Нина Васина - Глинтвейн для Снежной королевы
— Что, сам лично доктор Хигинс приезжал в Москву и цену повышал? — не поверил Старик.
— Ну ты, вобла, даешь! Этот доктор сидит у себя в Америке и мастерит потихоньку из трупов скульптуры. Ему по фигу — кто достал тело, как, за сколько. А у нас сейчас народ какой? За тыщу «зеленых» прирежут, разберут по частям и отправят в посылке по почте. У нас тут, слышь, один мужик печень своего деверя заспиртовал в пятилитровой банке и отправил. Такой печени, говорят, ни один врач еще не видал, ну настоящее ублюдство, а не печень.

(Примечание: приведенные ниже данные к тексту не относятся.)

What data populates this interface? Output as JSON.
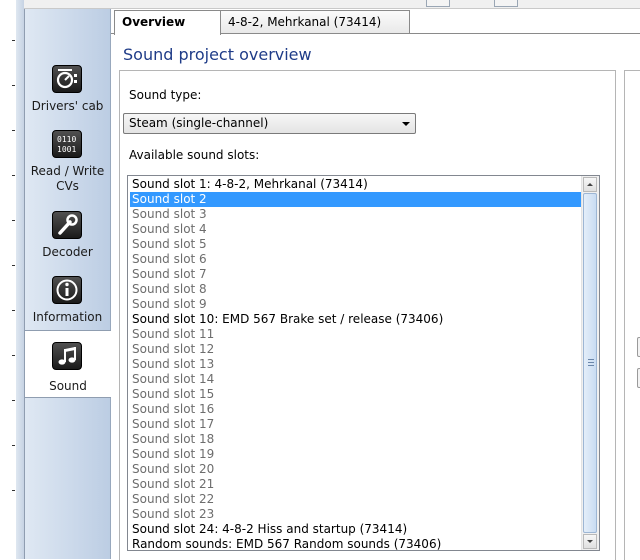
{
  "sidebar": {
    "items": [
      {
        "label": "Drivers' cab",
        "icon": "drivers-cab-icon"
      },
      {
        "label": "Read / Write CVs",
        "icon": "read-write-cvs-icon"
      },
      {
        "label": "Decoder",
        "icon": "decoder-wrench-icon"
      },
      {
        "label": "Information",
        "icon": "information-icon"
      },
      {
        "label": "Sound",
        "icon": "sound-note-icon",
        "active": true
      }
    ]
  },
  "tabs": [
    {
      "label": "Overview",
      "active": true
    },
    {
      "label": "4-8-2, Mehrkanal (73414)"
    }
  ],
  "main": {
    "title": "Sound project overview",
    "sound_type_label": "Sound type:",
    "sound_type_value": "Steam (single-channel)",
    "slots_label": "Available sound slots:",
    "slots": [
      {
        "text": "Sound slot 1: 4-8-2, Mehrkanal (73414)",
        "filled": true
      },
      {
        "text": "Sound slot 2",
        "filled": false,
        "selected": true
      },
      {
        "text": "Sound slot 3",
        "filled": false
      },
      {
        "text": "Sound slot 4",
        "filled": false
      },
      {
        "text": "Sound slot 5",
        "filled": false
      },
      {
        "text": "Sound slot 6",
        "filled": false
      },
      {
        "text": "Sound slot 7",
        "filled": false
      },
      {
        "text": "Sound slot 8",
        "filled": false
      },
      {
        "text": "Sound slot 9",
        "filled": false
      },
      {
        "text": "Sound slot 10: EMD 567 Brake set / release (73406)",
        "filled": true
      },
      {
        "text": "Sound slot 11",
        "filled": false
      },
      {
        "text": "Sound slot 12",
        "filled": false
      },
      {
        "text": "Sound slot 13",
        "filled": false
      },
      {
        "text": "Sound slot 14",
        "filled": false
      },
      {
        "text": "Sound slot 15",
        "filled": false
      },
      {
        "text": "Sound slot 16",
        "filled": false
      },
      {
        "text": "Sound slot 17",
        "filled": false
      },
      {
        "text": "Sound slot 18",
        "filled": false
      },
      {
        "text": "Sound slot 19",
        "filled": false
      },
      {
        "text": "Sound slot 20",
        "filled": false
      },
      {
        "text": "Sound slot 21",
        "filled": false
      },
      {
        "text": "Sound slot 22",
        "filled": false
      },
      {
        "text": "Sound slot 23",
        "filled": false
      },
      {
        "text": "Sound slot 24: 4-8-2 Hiss and startup (73414)",
        "filled": true
      },
      {
        "text": "Random sounds: EMD 567 Random sounds (73406)",
        "filled": true
      }
    ]
  },
  "colors": {
    "title": "#1f3c88",
    "selection": "#3399ff",
    "empty_slot_text": "#6d6d6d"
  }
}
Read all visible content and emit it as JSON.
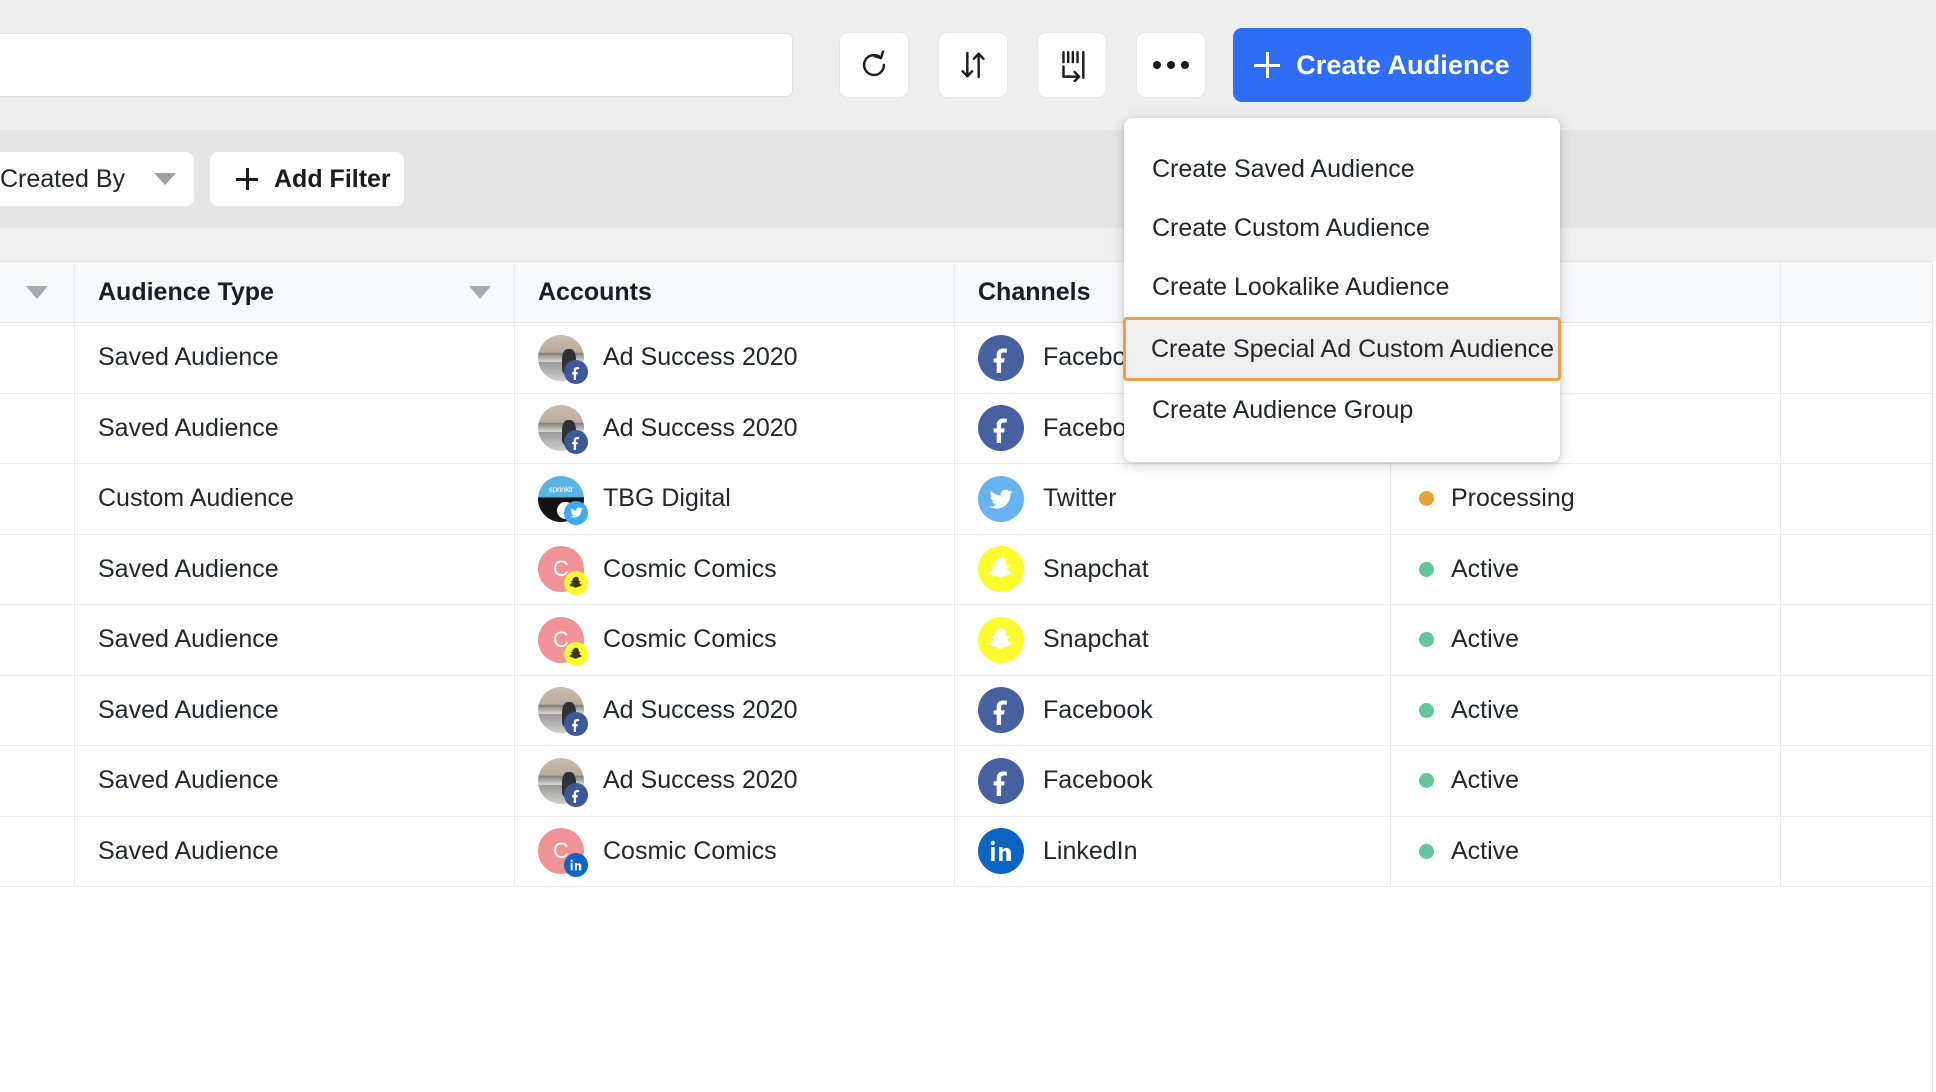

— А что этот баскетболист в коляске? Согласился?
— Там, вобла, такое дело было. Предложили ему на руки десять тыщ и после смерти на каждого члена семьи по три. Или по пять, не помню. Отказался.
— Ну? — удивился Самойлов.
— Чего — ну? У нас Змею Горынычу предложили пятнадцать, если он приедет потом сразу к доктору «хэ» умирать. Заранее. Чтобы шкура не разложилась. А ты — ну!
— Отказался? — переспросил Старик.
— А то!
— Почему?
— Из-за менталитета.
— Я хочу видеть этого мужика! — стукнул по столу Прохор Аверьянович кулаком. — Этого… Змея Горыныча, который из-за менталитета!..
— Сделаем, — пообещал Гулливер. — А доктор может и не знать, как его поводыри материал добывают. Говорят, он вообще к нам в Россию — ни ногой. Боится ажиотажа, чтобы, значит, перед мировой общественностью не краснеть. У нас же народ какой? За тыщу «зеленых» родного отца продадут и не поморщатся, а ему потом ходи по судам и доказывай, что все по закону подписано было. Нет, он не дурак! А Горыныч пьет так, что хоть каждый раз приглашай Гиннесса с его книжкой. Денег-то хватит на разговор?
Змей Горыныч
— Ты пойми, мил-человек, что меня унизили! Перед семьей унизили. Пообещали после смерти, когда я, значит, поеду в Германию подыхать с комфортом, жене и сыну по пять тысяч. Тебя так унижали?
— Никогда, — с полной уверенностью покачал головой Самойлов.
— Тогда ты не поймешь. Ты не поймешь сути унижения простого русского человека. И она не понимает! Я объяснял — не понимает! Посуди сам. Я могу написать завещание? Нет, ты скажи, могу?
— Можешь, — согласился Прохор Аверьянович, наблюдая из окна, как Гулливер вышел на улицу помочиться и раскачивающийся фонарь над крыльцом дома Горыныча долбит его по голове.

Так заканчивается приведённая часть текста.